October 22nd, 2010
01:25 PM ET
Whooping cough is a rather mild-sounding name for a disease that can kill a baby before it’s even diagnosed.
Ten infants in California have died since the first of the year in an outbreak of whooping cough, whose proper medical name is pertussis. Many Americans think of it as a disease of the past, but nearly 6,000 cases in California and more nationwide suggest otherwise.
Although California has had the highest number of whooping cough cases this year, other states are seeing slight increases. And Michigan has been watching a rise since the second half of 2008, which continues, according to the CDC. By Aug. 15, Michigan had seen 610 pertussis cases, compared with 902 for all of 2009 and 315 cases in 2008.
Daryl and Felicia Dube of Lancaster, South Carolina, became all-too familiar with the disease this year. Their baby son, Carter, came down with pertussis in January.
Carter, just 5 weeks old, developed a low-grade fever one day and was unusually fussy but didn’t show any other obvious symptoms, said Felicia Dube, 35. She called the family’s pediatrician, who told her it was probably nothing serious but had her bring him in that same day to be sure. At the office, the doctor became concerned about the baby’s rapid breathing and called an ambulance to take him to a hospital in Charlotte, North Carolina, about 30 miles away.
Things only got worse at the hospital over the following days as Carter’s eyes rolled around, he grew weak and irritable and he refused to eat. His heart started racing but his blood pressure was puzzlingly low.
Then the coughing started.
“This may sound strange, but the sound of it was like listening to a man, a smoker, cough,” Felicia Dube said.
Carter was coughing so hard that it would make his feet come up in the air. It hurt and made him cry, which made him cough more, his mother said.
When the infant could not catch his breath and turned blue, he was rushed to the pediatric intensive care unit and given a high concentration of oxygen. Test results hadn’t come back yet , but doctors believed he had pertussis and aggressively treated him with antibiotics and sedatives.
“He wasn’t responding to anything,” Dube said.
After several frustrating days as Carter got worse and worse, surgeons hooked him up to a respirator. When that didn’t help, surgeons implanted an extracorporeal membrane oxygenation (ECMO) machine, which takes over the work of the heart and lungs. Large tubes came out of Carter’s neck, routing his blood through a bedside machine.
“They tried to prepare us for it, but you’re not prepared to see that,” Dube said. “… Once they did that to him, we couldn’t touch him, so I couldn’t hold him.”
And it wasn’t enough. Nine days after coming down with a 100.1-degree fever, Carter Dube died. Lab tests finally confirmed the pertussis diagnosis two days later.
“They did everything they could for him,” his mother said of the doctors and staff at Levine Children’s Hospital in Charlotte. “They tried. They cried as hard as we did.”

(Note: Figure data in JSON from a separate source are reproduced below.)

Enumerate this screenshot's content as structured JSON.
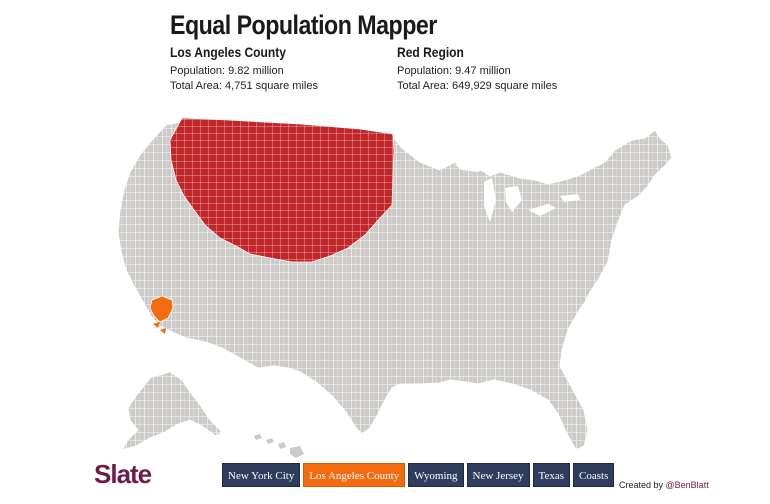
{
  "header": {
    "title": "Equal Population Mapper"
  },
  "left_region": {
    "name": "Los Angeles County",
    "population": "Population: 9.82 million",
    "area": "Total Area: 4,751 square miles",
    "color": "#f26b0f"
  },
  "right_region": {
    "name": "Red Region",
    "population": "Population: 9.47 million",
    "area": "Total Area: 649,929 square miles",
    "color": "#c1262b"
  },
  "map": {
    "base_color": "#cdcbc8",
    "border_color": "#ffffff",
    "icons": [
      "us-county-map",
      "alaska-shape",
      "hawaii-shape"
    ]
  },
  "footer": {
    "logo": "Slate",
    "buttons": [
      {
        "label": "New York City",
        "active": false
      },
      {
        "label": "Los Angeles County",
        "active": true
      },
      {
        "label": "Wyoming",
        "active": false
      },
      {
        "label": "New Jersey",
        "active": false
      },
      {
        "label": "Texas",
        "active": false
      },
      {
        "label": "Coasts",
        "active": false
      }
    ],
    "credit_prefix": "Created by ",
    "credit_handle": "@BenBlatt"
  }
}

At 5 weeks, Carter was too young to have received his first pertussis vaccination. Because bad weather had kept the family from traveling since he was born, the infection only could have come from the parents, 10-year-old brother, Zach, or the pediatrician’s office, Dube said.
“It’s a horrible guilty feeling as his mother – I’m the one who’s supposed to protect him, and I could have been the one who gave it to him,” she said. “… That’s something you just don’t shake.”
Dube has become an advocate for adult pertussis booster shots to protect babies through what’s known as “cocooning.”
“Nobody should have to watch what we watched,” she said.